Every so often, despite my best efforts and rationality, I hit a brick wall (figuratively). Eating disorders...it is an ugly pair of words...is something many, including myself, have had to confront. Hence the focus within my major. There are so many misconceptions about eating disorders floating around you have to wonder how some of us actually get better with certain labels cast on us. So I have resolved to blog about eating disorders using all my books and own experiences to give at least a semi-thorough description of this dreadful chapter in the history of psychology and man.
To begin with I will define anorexia as it is explained in the DSM-IV. This is the most basic diagnostic criteria for 307.1 Symptoms of Anorexia Nervosa:
A. Refusal to maintain body weight at or above a minimally normal weight for age and height (e.g., weight loss leading to maintenance of body weight less than 85% of that expected, or failure to make expected weight gain during period of growth leading to body weight less than 85% of that expected).

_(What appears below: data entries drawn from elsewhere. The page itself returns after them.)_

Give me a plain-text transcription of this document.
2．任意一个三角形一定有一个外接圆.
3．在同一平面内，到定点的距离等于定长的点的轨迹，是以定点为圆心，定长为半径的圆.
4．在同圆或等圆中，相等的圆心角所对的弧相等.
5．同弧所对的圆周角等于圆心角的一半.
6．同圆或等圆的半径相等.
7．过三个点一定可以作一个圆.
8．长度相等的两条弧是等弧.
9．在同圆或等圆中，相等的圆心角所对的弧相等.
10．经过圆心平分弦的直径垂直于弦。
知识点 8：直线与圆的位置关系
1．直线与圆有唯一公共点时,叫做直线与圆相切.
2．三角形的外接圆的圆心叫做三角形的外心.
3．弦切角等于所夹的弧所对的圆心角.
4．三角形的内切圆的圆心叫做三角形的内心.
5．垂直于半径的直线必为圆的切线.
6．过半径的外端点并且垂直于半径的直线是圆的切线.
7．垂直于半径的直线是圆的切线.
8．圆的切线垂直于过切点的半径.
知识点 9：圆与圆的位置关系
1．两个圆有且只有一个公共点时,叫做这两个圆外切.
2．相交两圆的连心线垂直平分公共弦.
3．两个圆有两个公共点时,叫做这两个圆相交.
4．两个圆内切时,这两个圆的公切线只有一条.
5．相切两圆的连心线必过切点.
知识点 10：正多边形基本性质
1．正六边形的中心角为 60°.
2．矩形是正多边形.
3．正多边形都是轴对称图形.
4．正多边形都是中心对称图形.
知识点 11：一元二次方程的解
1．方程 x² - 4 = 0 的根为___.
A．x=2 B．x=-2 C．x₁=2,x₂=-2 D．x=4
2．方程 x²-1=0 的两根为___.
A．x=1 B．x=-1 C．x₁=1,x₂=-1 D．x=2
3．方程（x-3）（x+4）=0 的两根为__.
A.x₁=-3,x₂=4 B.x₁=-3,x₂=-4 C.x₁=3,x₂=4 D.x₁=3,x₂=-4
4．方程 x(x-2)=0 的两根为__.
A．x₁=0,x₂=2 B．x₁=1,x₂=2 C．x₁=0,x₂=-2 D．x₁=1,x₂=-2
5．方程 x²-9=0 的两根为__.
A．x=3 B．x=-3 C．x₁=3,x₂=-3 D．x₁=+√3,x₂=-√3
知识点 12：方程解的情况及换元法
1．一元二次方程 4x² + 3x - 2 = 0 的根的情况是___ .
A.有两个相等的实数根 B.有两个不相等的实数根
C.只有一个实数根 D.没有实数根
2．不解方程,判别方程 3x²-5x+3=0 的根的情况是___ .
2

B. Intense fear of gaining weight or becoming fat, even though underweight.
C. Disturbance in the way in which one's body weight of shape is experienced, undue influence of body weight or shape on self-evaluation, or denial of the seriousness of the current low body weight.
D. In postmenarcheal females, amenorrhea [the absence of at least 3 consecutive menstrual cycles] will occur.
-Restricting Type: during the current episode of anorexia nervosa, the person has NOT regularly engaged in binge-eating or purging behavior (i.e., self-induced vomiting or the misuse of laxatives, diuretics, or enemas).
-Binge-Eating/Purging Type: during the current episode of anorexia nervosa, the person has regularly engaged in binge-eating or purging behavior.
Other symptoms include: hypothermia, bradycardia, hypotension, edema, lanugo, and a variety of other metabolic changes.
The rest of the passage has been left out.